In the 1997 movie Contact, Dr Ellie Arroway, played by the excellent Jodie Foster, travels via a wormhole past Vega, showing a system with no planets but lots of debris. Hollywood might have gotten that completely right – it seems that Vega is not building any planets like other stars.
The star is one of the brightest in the Northern Hemisphere. It was for a time, and will be again, the North Star, once the pole has precessed away from Polaris. It is more than twice as massive as the Sun but it is a lot younger, around 500 million years old. It is so young, in fact, that it is still surrounded by a disk of material known as a protoplanetary disk. That’s where planets form. At least, usually.
It seems that Vega is not a planet-producing machine. Other protoplanetary disks feature dark bands where planets are forming. The fledgling planets act like a snowplow, sweeping dust and gas in their orbit. The Vega disk stretches for 160 billion kilometers (100 million miles) and it is as smooth as you can get, bar a possible gap far from the star.
“It’s a mysterious system because it’s unlike other circumstellar disks we’ve looked at,” Andras Gáspár of the University of Arizona, a member of the research team, said in a statement. “The Vega disk is smooth, ridiculously smooth.”
“It’s making us rethink the range and variety among exoplanet systems,” added lead author Kate Su, also from the University of Arizona.
It took the combined power of Hubble and JWST to understand exactly how the material in this disk is distributed. The starlight from Vega has pushed away all the smoke-sized particles seen by Hubble further away, while JWST sees the dust grains as fine as sand, closer to the famous star.
“Different types of physics will locate different-sized particles at different locations,” explained Schuyler Wolff of the University of Arizona team, lead author of the paper presenting the Hubble findings. “The fact that we’re seeing dust particle sizes sorted out can help us understand the underlying dynamics in circumstellar disks.”
There is a subtle signal at 60 astronomical units from the star – that’s about twice as far as Neptune is from the Sun. It is likely a gap, potentially indicating one singular baby planet. If it is the case, we are witnessing a peculiar system with no planets forming anywhere close to the star.

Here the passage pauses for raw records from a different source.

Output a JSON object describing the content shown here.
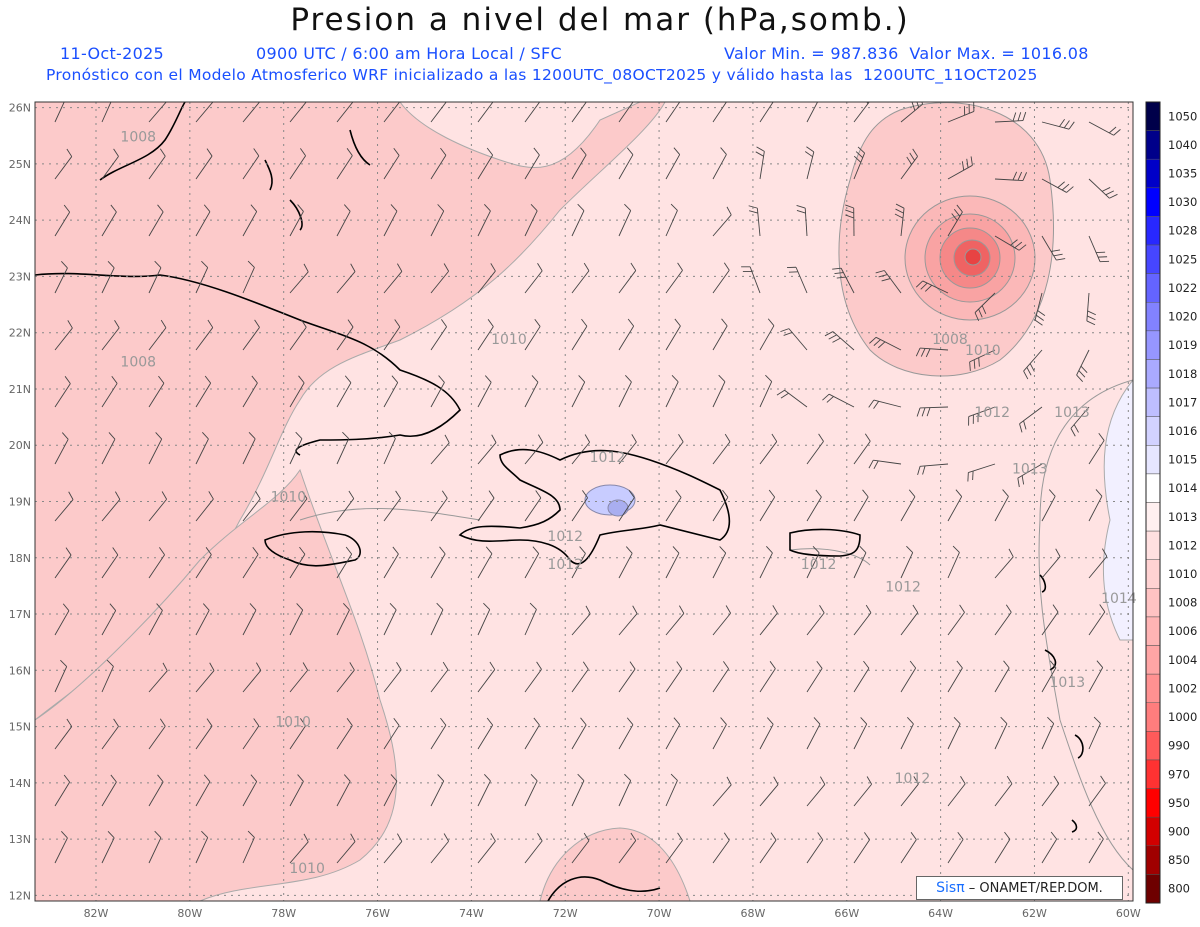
{
  "header": {
    "title": "Presion a nivel del mar (hPa,somb.)",
    "date": "11-Oct-2025",
    "time_line": "0900 UTC / 6:00 am Hora Local / SFC",
    "min_max": "Valor Min. = 987.836  Valor Max. = 1016.08",
    "model_line": "Pronóstico con el Modelo Atmosferico WRF inicializado a las 1200UTC_08OCT2025 y válido hasta las  1200UTC_11OCT2025"
  },
  "map": {
    "lon_labels": [
      "82W",
      "80W",
      "78W",
      "76W",
      "74W",
      "72W",
      "70W",
      "68W",
      "66W",
      "64W",
      "62W",
      "60W"
    ],
    "lat_labels": [
      "26N",
      "25N",
      "24N",
      "23N",
      "22N",
      "21N",
      "20N",
      "19N",
      "18N",
      "17N",
      "16N",
      "15N",
      "14N",
      "13N",
      "12N"
    ],
    "contour_labels": [
      {
        "text": "1008",
        "lon": -81.1,
        "lat": 25.4
      },
      {
        "text": "1008",
        "lon": -81.1,
        "lat": 21.4
      },
      {
        "text": "1010",
        "lon": -73.2,
        "lat": 21.8
      },
      {
        "text": "1010",
        "lon": -77.9,
        "lat": 19.0
      },
      {
        "text": "1012",
        "lon": -72.0,
        "lat": 18.3
      },
      {
        "text": "1012",
        "lon": -72.0,
        "lat": 17.8
      },
      {
        "text": "1012",
        "lon": -71.1,
        "lat": 19.7
      },
      {
        "text": "1012",
        "lon": -66.6,
        "lat": 17.8
      },
      {
        "text": "1012",
        "lon": -64.8,
        "lat": 17.4
      },
      {
        "text": "1012",
        "lon": -62.9,
        "lat": 20.5
      },
      {
        "text": "1012",
        "lon": -64.6,
        "lat": 14.0
      },
      {
        "text": "1008",
        "lon": -63.8,
        "lat": 21.8
      },
      {
        "text": "1010",
        "lon": -63.1,
        "lat": 21.6
      },
      {
        "text": "1013",
        "lon": -61.2,
        "lat": 20.5
      },
      {
        "text": "1013",
        "lon": -62.1,
        "lat": 19.5
      },
      {
        "text": "1013",
        "lon": -61.3,
        "lat": 15.7
      },
      {
        "text": "1014",
        "lon": -60.2,
        "lat": 17.2
      },
      {
        "text": "1010",
        "lon": -77.8,
        "lat": 15.0
      },
      {
        "text": "1010",
        "lon": -77.5,
        "lat": 12.4
      }
    ],
    "low_center": {
      "lon": -63.3,
      "lat": 23.3,
      "value": "987.836"
    }
  },
  "legend": {
    "levels": [
      "1050",
      "1040",
      "1035",
      "1030",
      "1028",
      "1025",
      "1022",
      "1020",
      "1019",
      "1018",
      "1017",
      "1016",
      "1015",
      "1014",
      "1013",
      "1012",
      "1010",
      "1008",
      "1006",
      "1004",
      "1002",
      "1000",
      "990",
      "970",
      "950",
      "900",
      "850",
      "800"
    ],
    "colors": [
      "#00004a",
      "#00008a",
      "#0000c8",
      "#0000ff",
      "#2828ff",
      "#4646ff",
      "#6464ff",
      "#8282ff",
      "#9696ff",
      "#aaaaff",
      "#bebeff",
      "#d2d2ff",
      "#e6e6ff",
      "#ffffff",
      "#fff0f0",
      "#ffe0e0",
      "#ffd2d2",
      "#ffc3c3",
      "#ffb4b4",
      "#ffa5a5",
      "#ff9191",
      "#ff7d7d",
      "#ff5a5a",
      "#ff3232",
      "#ff0000",
      "#d20000",
      "#a00000",
      "#6e0000"
    ]
  },
  "credit": {
    "brand": "Sisπ",
    "text": "– ONAMET/REP.DOM."
  },
  "colors": {
    "sea_base": "#ffe3e3",
    "low_pressure": "#fccaca",
    "coast": "#000000",
    "contour": "#999999",
    "grid": "#888888",
    "label_blue": "#1a4fff"
  }
}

“We’re seeing in detail how much variety there is among circumstellar disks, and how that variety is tied into the underlying planetary systems. We’re finding a lot out about the planetary systems – even when we can’t see what might be hidden planets,” added Su. “There’s still a lot of unknowns in the planet-formation process, and I think these new observations of Vega are going to help constrain models of planet formation.”
The disk is particularly striking when compared to another star called Fomalhaut. It’s at the same age, temperature, and distance (25 light-years) as Vega, but JWST has shown the hallmarks of planet-building around Fomalhaut. Why is Vega different? This remains a major open question that will require further studies.
Two papers describing the results will be published in The Astrophysical Journal, and are available here and here.